Il y a quelques années je suis partie en vacances en Tunisie, toute seule, en plein mois d'octobre, pour raison de jours à solder et de peine de coeur à divertir.

J'y ai rencontré un photographe qui gagnait sa vie en tirant le portrait des touristes de passage. Ne voyez pas dans cette rencontre quelque aventure exotiquement amoureuse, je suis surtout tombée face à face avec une manière de grand frère, qui m'a fait visiter Tunis, découvrir les bonheurs infinis d'un complet de poisson à la Goulette et remis quelques idées en place.

On en parlait avec Gilda il y a quelques jours, il y a des rencontres comme ça qui, pour brèves qu'elles puissent être, vous apparaissent comme des révélations sur les rails à emprunter, les chemins à suivre.
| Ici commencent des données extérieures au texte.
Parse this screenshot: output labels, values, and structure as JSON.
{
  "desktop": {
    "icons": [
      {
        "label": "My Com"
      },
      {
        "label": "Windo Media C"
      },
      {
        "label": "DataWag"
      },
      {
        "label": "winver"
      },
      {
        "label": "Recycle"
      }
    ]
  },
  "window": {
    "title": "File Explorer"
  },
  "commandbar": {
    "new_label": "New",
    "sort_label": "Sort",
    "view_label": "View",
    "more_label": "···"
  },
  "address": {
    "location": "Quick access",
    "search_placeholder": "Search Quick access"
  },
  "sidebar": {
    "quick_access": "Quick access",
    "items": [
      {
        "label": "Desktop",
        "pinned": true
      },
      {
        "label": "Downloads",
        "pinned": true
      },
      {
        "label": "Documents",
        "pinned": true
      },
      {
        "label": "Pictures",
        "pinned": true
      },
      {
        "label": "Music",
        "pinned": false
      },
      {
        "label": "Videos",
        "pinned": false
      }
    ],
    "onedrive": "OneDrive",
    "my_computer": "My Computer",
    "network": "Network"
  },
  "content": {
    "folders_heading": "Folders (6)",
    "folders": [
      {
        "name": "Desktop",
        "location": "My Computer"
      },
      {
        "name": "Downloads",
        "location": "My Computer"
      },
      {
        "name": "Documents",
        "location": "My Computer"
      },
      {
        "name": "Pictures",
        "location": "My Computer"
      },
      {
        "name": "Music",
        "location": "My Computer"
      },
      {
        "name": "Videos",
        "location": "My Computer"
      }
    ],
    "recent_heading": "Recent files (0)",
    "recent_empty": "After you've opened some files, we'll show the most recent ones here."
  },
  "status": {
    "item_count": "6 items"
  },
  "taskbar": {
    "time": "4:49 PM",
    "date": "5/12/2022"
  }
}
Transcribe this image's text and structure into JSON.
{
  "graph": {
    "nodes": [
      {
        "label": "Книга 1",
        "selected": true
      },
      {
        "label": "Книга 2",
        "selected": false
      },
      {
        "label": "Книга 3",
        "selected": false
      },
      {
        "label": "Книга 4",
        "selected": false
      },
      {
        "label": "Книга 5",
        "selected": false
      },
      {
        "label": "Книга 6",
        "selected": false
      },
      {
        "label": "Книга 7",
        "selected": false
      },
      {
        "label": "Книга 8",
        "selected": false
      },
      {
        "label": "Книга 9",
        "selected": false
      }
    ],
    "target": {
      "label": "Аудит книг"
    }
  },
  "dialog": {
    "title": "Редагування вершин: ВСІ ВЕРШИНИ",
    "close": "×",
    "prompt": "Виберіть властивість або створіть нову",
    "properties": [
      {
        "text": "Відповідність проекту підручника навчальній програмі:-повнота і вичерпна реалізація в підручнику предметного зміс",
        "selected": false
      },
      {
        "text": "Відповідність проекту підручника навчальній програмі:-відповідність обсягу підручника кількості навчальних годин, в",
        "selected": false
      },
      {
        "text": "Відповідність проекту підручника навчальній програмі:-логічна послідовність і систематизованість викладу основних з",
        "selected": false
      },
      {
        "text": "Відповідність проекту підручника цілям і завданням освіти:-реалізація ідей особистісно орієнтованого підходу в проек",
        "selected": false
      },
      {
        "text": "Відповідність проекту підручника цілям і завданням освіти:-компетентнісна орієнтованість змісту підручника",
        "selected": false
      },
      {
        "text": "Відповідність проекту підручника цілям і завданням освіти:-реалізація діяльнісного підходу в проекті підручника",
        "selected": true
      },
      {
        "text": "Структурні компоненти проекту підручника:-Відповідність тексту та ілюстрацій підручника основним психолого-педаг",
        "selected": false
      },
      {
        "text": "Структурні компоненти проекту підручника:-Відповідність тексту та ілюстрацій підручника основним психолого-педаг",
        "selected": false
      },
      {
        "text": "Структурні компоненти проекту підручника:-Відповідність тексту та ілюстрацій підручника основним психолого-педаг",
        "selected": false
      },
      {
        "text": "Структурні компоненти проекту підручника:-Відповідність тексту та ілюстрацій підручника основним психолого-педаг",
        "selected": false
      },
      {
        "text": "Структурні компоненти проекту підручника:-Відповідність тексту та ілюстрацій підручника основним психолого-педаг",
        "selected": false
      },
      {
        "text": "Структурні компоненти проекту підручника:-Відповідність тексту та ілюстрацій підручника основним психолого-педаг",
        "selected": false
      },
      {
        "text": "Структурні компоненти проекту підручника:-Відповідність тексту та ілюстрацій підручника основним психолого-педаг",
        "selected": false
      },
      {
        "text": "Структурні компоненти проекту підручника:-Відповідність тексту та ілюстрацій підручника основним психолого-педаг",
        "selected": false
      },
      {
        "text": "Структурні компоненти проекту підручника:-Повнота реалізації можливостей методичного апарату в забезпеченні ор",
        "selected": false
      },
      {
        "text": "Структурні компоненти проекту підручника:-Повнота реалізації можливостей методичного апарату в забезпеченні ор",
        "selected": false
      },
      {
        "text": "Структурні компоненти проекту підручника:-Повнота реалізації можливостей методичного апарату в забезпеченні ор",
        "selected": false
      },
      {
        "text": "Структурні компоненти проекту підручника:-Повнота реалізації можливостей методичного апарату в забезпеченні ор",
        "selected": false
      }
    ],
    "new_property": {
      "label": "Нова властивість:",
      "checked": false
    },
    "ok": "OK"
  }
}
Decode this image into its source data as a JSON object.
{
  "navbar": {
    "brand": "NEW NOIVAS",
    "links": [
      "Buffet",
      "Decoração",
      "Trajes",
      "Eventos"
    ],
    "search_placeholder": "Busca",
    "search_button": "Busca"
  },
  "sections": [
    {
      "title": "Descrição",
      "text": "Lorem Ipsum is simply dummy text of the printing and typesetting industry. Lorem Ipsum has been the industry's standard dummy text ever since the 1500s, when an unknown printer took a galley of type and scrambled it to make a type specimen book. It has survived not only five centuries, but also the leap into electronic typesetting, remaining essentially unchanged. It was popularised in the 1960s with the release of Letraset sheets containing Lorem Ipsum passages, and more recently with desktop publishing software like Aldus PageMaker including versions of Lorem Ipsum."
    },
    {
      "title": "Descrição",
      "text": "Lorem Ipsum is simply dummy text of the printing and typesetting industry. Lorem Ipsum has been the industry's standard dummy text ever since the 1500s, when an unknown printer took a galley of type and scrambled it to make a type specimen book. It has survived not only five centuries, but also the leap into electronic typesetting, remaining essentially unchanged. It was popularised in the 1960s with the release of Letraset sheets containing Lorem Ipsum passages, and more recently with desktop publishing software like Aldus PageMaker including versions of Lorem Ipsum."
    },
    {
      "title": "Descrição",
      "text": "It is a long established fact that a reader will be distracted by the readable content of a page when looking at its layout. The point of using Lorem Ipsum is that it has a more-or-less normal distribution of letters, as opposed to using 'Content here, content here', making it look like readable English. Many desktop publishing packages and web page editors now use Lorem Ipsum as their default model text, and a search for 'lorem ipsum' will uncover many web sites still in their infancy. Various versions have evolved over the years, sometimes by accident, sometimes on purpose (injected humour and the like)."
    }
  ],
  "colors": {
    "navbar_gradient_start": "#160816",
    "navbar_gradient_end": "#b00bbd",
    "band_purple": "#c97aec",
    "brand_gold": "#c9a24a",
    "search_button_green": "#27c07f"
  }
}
Bref, à l'époque je me demandais si je n'allais pas me mettre plus sérieusement à la photo et Khaled m'a alors expliqué sa conception du portrait.

Il disait que dans un portrait, on voit tout de suite quel oeil le photographe pose sur son sujet. Il disait que quand la personne était belle sur la photo, quand le cadrage était impeccable du premier coup, la lumière et ses jeux parfaits, l'expression spontanée autant qu'agréable, on savait à coup sûr que le photographe aimait son sujet. Et inversement.

Il disait que ses portraits de touristes n'étaient pas bons parce qu'il ne les regardait pas vraiment, que lui ce qu'il aimait, c'était prendre son pays en photo, les gens dans les rues affairés à leur vraie vie, mais qu'il fallait bien manger, aussi.

Je crois qu'il avait oublié une dimension. Le talent. Tout simplement. Peut-être parce qu'il en avait beaucoup ?

En tout cas j'aime cette explication pas très juste. Elle se rapproche de ce à quoi je crois, à la beauté dans l'oeil de celui qui aime. Et dont on a déjà parlé ici, d'ailleurs.